Mais on continue d'entretenir le deux poids, deux mesures entre l'auto et les transports collectifs, et ce à tous les niveaux de gouvernement. Le nouveau pont Champlain coûtera la stupéfiante somme de dix milliards : aucun problème. Un train léger sur ce nouveau pont coûtera un milliard pour doubler sa capacité : trop cher. Le train de l'est a d'importants dépassements de coûts : on arrête le chantier. Le coût de l'échangeur Turcot passe de 1,2 à 3,7 milliards : pas de problème. Une ville souhaite développer un service de transport collectif : elle devra assumer 40% des coûts. La même ville veut un prolongement d'autoroute : le MTQ paie tout. Le ridicule ne tue pas, il augmente les budgets du MTQ.

À ce rythme, les coûts de transport vont continuer d'exploser dans le Grand Montréal et la congestion routière ne fera que s'aggraver. Mais le MTQ continue de considérer les usagers des transports collectifs comme des quêteux, des citoyens de seconde zone incapables de se payer une voiture comme tout le monde et auxquels on se contente d'offrir un service minimal. Un peu plus et on les appellerait les « bénéficiaires » du transport collectif.

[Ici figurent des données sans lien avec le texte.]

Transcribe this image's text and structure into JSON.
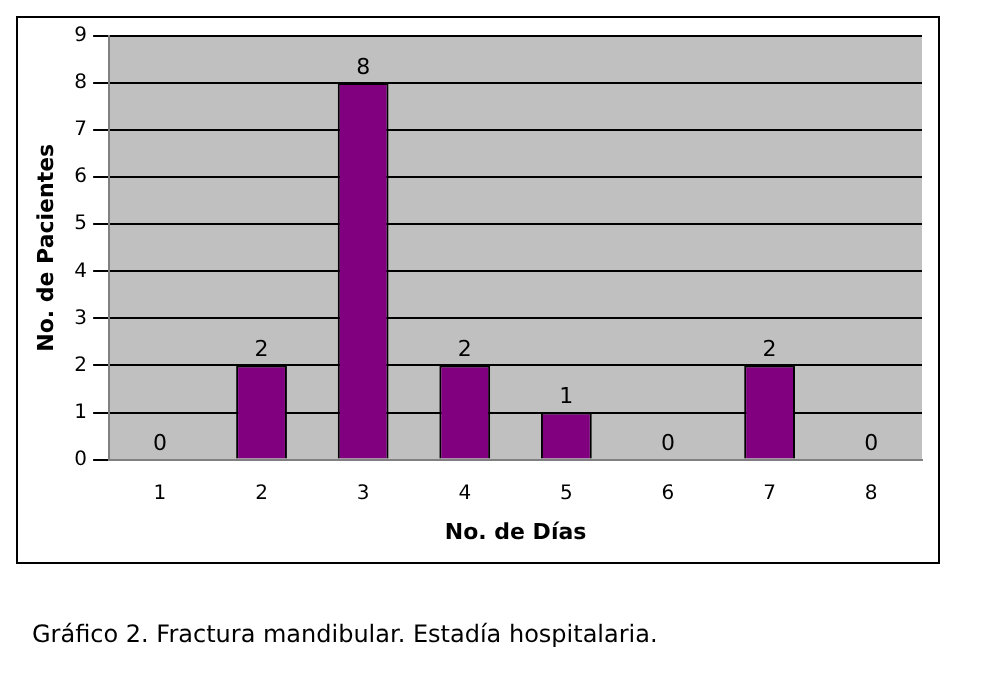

La perte d'une voie sur le pont Champlain était l'occasion de lancer un signal fort en faveur des transports collectifs. C'est raté. À mesure que les chantiers se multiplieront sur Turcot, Champlain et ailleurs, le MTQ choisira-t-il à nouveau de délaisser les transports collectifs dès qu'il y aura un risque de congestion ? Si c'est le cas, la peinture qui délimitera les centaines de kilomètres de voies réservées promises dans le Grand Montréal n'aura pas le temps de sécher qu'elle sera recouverte pour laisser place à encore plus d'automobiles.